By Brian Lee TELEGRAM & GAZETTE STAFF
Picture

Steve Magsam can’t stop a grounder during a continuous 100-inning game to raise money for ALS. (T&G Staff/JIM COLLINS)



WORCESTER—
This weekend a baseball game went into extra innings.

Way into extras.

Local amateurs from throughout the state played a continuous 100-inning game at Holy Cross’ Fitton Field to raise money for Amyotrophic Lateral Sclerosis — ALS or Lou Gehrig’s disease.

The 100 Innings of Baseball Spectacular, despite the weekend’s downpour that picked up mightily around 5 p.m. Saturday, raised more than $75,000 this year. It brought the event’s three-year total to nearly $300,000.

Event organizers will turn over funds to the ALS Association Massachusetts Chapter and Curt’s Pitch, a charity of Red Sox pitcher Curt Schilling and his wife, Shonda. The couple has been a leader in drawing awareness to local ALS chapters during Schilling’s playing career in Philadelphia, Arizona and Boston.

While Curt was with his team in Toronto this weekend, Shonda stopped by yesterday afternoon and pitched a scoreless 94th inning.

ALS is a motor neuron disease whose cause is not completely understood and has no known cure or treatment. There’s just one FDA-approved drug that slows its progression. Those diagnosed have a grim outlook — life expectancy is three to five years. More than 30,000 Americans are diagnosed at a given time, according to the state chapter.

Walter Benson, the primary umpire for the event at Holy Cross, has a form of the disease. The Boston resident suffers from Primary Lateral Sclerosis, or PLS, which occurs less frequently and is less debilitating.

Benson, diagnosed in January 1999, raised more than $15,000 for this year’s game. He umpired the first 44 innings before taking a three-hour nap in the press box at 4 a.m. yesterday. His doctor had advised him to work just the first inning.

For those keeping score: Team Stamina beat Team Endurance, 69-66. Both teams were assigned random players from throughout Massachusetts.

The game started Saturday morning and ended around 4 p.m. yesterday — and it was competitive throughout — tied going into the 97th inning.

“That’s ridiculous,” said event organizer Michael N. Lembo, a senior at Northeastern University who also played. “The first two times it was like 150-1, and 88-71 or something like that. It’s more interesting this way, and it keeps it more exciting.”

But would they have gone into extras?

“Yeah, we probably would have,” Lembo said. “It’s baseball; you have to have a winner.”

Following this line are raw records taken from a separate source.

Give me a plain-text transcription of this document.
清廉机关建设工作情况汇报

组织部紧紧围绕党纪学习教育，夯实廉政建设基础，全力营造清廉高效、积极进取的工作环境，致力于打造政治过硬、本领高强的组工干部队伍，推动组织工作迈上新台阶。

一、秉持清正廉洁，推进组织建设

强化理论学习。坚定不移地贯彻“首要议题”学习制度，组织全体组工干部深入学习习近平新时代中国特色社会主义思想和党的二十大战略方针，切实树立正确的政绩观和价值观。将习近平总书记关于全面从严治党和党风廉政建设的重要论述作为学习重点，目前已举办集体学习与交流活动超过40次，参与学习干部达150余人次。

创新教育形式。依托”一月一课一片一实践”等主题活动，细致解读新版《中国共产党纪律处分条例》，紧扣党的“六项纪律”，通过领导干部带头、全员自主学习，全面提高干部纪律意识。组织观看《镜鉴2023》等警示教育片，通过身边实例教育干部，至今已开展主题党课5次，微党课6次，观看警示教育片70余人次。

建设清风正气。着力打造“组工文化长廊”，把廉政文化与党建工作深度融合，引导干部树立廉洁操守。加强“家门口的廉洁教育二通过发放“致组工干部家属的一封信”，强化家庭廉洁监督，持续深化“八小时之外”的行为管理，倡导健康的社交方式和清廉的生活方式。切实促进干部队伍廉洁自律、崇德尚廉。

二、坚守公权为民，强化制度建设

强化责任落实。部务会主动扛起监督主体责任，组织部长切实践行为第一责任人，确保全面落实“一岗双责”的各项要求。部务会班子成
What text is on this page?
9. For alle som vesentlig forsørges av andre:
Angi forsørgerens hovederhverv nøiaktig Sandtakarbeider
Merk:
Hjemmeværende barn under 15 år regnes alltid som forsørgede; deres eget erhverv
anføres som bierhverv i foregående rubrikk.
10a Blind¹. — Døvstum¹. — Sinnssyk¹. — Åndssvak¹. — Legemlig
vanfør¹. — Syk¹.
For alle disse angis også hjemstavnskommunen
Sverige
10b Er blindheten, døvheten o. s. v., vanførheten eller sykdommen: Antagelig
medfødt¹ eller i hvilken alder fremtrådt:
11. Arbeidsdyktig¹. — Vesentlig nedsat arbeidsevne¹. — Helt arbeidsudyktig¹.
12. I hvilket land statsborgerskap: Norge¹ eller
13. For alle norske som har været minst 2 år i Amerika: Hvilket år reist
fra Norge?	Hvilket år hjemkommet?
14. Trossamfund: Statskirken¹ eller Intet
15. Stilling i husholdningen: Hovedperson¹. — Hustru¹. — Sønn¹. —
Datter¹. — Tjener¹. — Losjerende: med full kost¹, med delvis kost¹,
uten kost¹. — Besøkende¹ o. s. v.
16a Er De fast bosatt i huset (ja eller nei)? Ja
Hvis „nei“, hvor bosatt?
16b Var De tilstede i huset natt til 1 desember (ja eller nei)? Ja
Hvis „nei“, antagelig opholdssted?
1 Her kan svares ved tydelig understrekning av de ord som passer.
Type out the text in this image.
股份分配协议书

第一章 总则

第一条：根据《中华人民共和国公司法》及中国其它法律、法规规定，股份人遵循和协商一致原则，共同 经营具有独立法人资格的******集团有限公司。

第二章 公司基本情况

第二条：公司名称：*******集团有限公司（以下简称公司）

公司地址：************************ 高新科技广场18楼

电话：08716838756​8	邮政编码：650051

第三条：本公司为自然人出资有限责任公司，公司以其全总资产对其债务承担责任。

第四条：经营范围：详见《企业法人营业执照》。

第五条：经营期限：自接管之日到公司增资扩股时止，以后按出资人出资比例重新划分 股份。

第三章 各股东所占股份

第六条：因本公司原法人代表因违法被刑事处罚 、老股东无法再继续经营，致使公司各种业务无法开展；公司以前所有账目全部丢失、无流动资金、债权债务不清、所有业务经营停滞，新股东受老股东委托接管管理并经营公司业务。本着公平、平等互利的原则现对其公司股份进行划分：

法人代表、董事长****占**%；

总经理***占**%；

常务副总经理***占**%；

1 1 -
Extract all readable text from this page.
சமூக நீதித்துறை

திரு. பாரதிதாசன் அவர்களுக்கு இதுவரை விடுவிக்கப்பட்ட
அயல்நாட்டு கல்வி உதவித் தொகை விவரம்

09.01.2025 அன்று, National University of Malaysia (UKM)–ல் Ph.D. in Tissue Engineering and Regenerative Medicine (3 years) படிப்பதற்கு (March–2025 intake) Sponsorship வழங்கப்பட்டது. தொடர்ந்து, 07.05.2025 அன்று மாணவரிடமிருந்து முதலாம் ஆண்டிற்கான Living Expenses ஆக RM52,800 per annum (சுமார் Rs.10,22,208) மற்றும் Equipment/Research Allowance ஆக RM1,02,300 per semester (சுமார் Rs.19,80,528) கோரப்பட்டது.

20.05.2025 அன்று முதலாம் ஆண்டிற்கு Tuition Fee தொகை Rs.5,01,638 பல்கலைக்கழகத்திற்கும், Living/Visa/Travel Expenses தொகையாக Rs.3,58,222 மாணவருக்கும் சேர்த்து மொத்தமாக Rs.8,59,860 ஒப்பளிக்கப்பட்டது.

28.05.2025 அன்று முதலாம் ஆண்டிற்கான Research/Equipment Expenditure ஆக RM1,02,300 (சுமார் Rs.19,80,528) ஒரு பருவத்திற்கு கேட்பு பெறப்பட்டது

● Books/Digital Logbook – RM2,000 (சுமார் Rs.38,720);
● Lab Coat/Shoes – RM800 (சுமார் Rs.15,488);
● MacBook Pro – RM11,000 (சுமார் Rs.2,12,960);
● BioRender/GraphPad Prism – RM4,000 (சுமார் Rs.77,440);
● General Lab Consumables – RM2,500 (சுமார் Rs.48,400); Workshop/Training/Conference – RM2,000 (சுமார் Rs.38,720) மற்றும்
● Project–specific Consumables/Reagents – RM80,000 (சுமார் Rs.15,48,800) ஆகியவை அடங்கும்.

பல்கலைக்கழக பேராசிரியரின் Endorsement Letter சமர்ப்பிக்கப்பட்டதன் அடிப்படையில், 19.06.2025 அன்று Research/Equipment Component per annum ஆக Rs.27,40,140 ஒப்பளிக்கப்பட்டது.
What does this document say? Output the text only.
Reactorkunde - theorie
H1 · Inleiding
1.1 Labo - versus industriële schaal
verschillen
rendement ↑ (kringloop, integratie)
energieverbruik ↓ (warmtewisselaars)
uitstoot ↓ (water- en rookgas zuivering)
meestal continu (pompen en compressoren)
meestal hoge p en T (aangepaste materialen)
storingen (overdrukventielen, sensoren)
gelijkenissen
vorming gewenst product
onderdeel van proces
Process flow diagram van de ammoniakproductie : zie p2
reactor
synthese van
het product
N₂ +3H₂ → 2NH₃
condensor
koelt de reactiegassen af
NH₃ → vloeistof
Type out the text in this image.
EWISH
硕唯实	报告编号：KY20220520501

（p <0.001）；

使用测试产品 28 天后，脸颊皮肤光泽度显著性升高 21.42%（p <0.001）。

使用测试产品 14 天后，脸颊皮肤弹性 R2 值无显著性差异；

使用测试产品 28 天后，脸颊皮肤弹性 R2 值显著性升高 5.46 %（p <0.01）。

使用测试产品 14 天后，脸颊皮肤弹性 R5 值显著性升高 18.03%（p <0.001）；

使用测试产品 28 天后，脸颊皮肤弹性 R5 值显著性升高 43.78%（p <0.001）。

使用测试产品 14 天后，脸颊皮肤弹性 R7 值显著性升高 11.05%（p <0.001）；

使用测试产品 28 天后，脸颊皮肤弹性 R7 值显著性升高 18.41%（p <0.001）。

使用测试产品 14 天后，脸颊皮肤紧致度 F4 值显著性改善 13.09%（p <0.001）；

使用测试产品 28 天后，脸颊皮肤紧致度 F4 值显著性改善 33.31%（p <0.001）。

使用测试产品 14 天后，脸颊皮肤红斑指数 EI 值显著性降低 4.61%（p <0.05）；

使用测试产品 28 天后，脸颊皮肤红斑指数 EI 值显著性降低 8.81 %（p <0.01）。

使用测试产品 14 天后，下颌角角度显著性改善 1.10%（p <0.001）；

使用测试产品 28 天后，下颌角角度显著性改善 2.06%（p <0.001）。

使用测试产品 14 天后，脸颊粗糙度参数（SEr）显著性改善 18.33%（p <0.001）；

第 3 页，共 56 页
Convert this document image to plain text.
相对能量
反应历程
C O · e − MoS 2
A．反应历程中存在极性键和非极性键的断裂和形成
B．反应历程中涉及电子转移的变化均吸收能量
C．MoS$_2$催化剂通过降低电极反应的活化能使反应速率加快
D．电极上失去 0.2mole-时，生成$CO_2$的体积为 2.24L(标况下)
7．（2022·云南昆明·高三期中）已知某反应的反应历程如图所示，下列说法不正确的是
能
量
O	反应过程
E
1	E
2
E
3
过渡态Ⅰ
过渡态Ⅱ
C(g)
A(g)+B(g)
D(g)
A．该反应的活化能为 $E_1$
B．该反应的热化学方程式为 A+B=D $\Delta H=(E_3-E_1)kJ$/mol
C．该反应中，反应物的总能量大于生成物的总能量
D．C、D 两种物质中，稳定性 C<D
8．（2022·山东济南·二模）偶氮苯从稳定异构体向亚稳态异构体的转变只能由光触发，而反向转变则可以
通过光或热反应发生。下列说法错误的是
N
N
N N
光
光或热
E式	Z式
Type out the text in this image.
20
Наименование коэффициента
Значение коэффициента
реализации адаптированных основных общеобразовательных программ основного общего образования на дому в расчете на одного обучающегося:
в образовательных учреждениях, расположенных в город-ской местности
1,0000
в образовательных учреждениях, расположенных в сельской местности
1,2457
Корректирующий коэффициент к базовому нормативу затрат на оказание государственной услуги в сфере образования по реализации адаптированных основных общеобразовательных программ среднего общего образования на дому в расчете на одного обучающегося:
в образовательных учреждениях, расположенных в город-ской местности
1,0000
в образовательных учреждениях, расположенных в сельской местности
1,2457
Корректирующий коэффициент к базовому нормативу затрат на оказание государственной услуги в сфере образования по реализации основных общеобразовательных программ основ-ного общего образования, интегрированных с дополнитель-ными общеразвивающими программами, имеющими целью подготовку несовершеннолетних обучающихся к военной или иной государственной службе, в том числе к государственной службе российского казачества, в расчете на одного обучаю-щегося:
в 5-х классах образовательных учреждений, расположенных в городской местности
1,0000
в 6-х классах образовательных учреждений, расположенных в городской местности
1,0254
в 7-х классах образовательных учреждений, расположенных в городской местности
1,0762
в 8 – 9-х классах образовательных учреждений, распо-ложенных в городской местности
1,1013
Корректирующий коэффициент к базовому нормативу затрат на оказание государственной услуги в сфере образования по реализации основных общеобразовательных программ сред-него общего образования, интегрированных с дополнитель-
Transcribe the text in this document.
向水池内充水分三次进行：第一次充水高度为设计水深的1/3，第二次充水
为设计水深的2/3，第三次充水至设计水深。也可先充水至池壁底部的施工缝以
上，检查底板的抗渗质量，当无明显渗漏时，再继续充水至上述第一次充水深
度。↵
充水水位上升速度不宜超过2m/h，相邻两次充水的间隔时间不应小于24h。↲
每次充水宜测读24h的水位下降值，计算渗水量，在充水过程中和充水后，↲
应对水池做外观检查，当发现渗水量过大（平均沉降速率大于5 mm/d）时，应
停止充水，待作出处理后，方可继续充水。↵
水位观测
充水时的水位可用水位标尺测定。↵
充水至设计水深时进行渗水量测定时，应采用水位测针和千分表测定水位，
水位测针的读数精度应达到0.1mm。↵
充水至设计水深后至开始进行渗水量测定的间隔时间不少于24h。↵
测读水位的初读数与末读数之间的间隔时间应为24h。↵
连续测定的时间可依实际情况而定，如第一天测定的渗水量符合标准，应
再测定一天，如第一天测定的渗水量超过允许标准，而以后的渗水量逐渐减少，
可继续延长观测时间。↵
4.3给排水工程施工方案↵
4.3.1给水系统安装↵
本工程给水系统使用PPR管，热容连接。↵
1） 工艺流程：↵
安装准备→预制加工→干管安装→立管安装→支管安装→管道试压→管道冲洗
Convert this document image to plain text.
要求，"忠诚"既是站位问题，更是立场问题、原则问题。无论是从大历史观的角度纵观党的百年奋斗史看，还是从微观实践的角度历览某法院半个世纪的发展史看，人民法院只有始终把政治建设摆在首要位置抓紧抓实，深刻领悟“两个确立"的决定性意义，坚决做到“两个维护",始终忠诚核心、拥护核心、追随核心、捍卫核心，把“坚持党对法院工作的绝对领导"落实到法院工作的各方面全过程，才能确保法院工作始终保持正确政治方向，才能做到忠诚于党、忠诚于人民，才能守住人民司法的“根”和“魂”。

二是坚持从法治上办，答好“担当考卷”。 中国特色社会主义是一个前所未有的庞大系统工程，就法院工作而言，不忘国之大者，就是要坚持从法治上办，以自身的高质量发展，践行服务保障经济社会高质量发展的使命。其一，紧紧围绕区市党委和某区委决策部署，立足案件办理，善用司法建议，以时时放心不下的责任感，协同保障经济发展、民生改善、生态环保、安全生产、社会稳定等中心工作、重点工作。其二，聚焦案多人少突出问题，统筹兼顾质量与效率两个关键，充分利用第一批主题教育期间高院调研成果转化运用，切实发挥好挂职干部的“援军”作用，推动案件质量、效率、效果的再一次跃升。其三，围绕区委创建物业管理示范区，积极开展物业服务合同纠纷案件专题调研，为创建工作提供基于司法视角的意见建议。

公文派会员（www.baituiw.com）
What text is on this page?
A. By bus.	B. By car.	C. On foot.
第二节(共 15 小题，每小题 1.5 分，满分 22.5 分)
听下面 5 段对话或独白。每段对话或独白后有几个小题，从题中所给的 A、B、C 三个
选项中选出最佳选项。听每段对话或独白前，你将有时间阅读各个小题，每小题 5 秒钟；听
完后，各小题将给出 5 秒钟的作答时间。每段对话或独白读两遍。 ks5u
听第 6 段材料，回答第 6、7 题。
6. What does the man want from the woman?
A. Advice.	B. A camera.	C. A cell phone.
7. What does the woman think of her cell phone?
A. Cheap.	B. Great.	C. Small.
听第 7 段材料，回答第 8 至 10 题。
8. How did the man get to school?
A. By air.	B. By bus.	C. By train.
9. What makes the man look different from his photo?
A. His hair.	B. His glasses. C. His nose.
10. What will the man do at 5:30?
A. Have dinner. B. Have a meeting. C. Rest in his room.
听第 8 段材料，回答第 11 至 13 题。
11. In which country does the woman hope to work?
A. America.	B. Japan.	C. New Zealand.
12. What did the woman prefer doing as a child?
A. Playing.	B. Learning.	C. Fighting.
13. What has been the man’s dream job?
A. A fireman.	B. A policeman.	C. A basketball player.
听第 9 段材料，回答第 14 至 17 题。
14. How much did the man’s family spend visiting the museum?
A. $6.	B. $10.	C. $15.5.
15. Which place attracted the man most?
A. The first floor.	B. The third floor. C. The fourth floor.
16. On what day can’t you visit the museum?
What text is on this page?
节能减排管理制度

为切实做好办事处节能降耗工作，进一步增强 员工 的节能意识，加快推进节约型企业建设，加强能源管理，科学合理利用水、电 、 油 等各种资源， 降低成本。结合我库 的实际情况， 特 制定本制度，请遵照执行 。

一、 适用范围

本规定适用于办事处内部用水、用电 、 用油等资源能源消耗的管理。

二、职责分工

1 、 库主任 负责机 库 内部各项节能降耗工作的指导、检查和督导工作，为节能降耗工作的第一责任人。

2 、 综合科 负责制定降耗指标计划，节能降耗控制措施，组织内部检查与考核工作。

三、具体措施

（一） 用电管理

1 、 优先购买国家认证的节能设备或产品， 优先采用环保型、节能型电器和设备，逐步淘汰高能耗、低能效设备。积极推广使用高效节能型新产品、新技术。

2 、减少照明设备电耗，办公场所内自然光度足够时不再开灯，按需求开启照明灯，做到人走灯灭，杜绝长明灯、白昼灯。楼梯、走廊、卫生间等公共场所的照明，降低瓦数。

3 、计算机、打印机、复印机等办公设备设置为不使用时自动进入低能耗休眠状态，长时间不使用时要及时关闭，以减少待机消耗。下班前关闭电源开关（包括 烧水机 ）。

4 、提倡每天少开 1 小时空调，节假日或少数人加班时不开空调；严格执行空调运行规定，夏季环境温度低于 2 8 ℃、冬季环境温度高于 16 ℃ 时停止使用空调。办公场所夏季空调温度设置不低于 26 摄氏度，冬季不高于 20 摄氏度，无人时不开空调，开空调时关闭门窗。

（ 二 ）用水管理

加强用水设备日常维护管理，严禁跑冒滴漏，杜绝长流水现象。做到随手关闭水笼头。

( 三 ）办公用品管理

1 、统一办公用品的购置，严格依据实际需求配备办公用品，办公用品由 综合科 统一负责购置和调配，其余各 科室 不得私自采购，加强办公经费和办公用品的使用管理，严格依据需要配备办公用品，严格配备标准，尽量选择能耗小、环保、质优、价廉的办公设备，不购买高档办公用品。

“This has just evolved tremendously,” said Lembo, who intends to remain at Northeastern for a graduate degree while working for the association’s Massachusetts chapter. “The first year we did this on a local field in Boston. Three years later we have this beautiful field, and we’re hoping to raise more than $150,000. But it doesn’t get any easier, playing 100 innings.”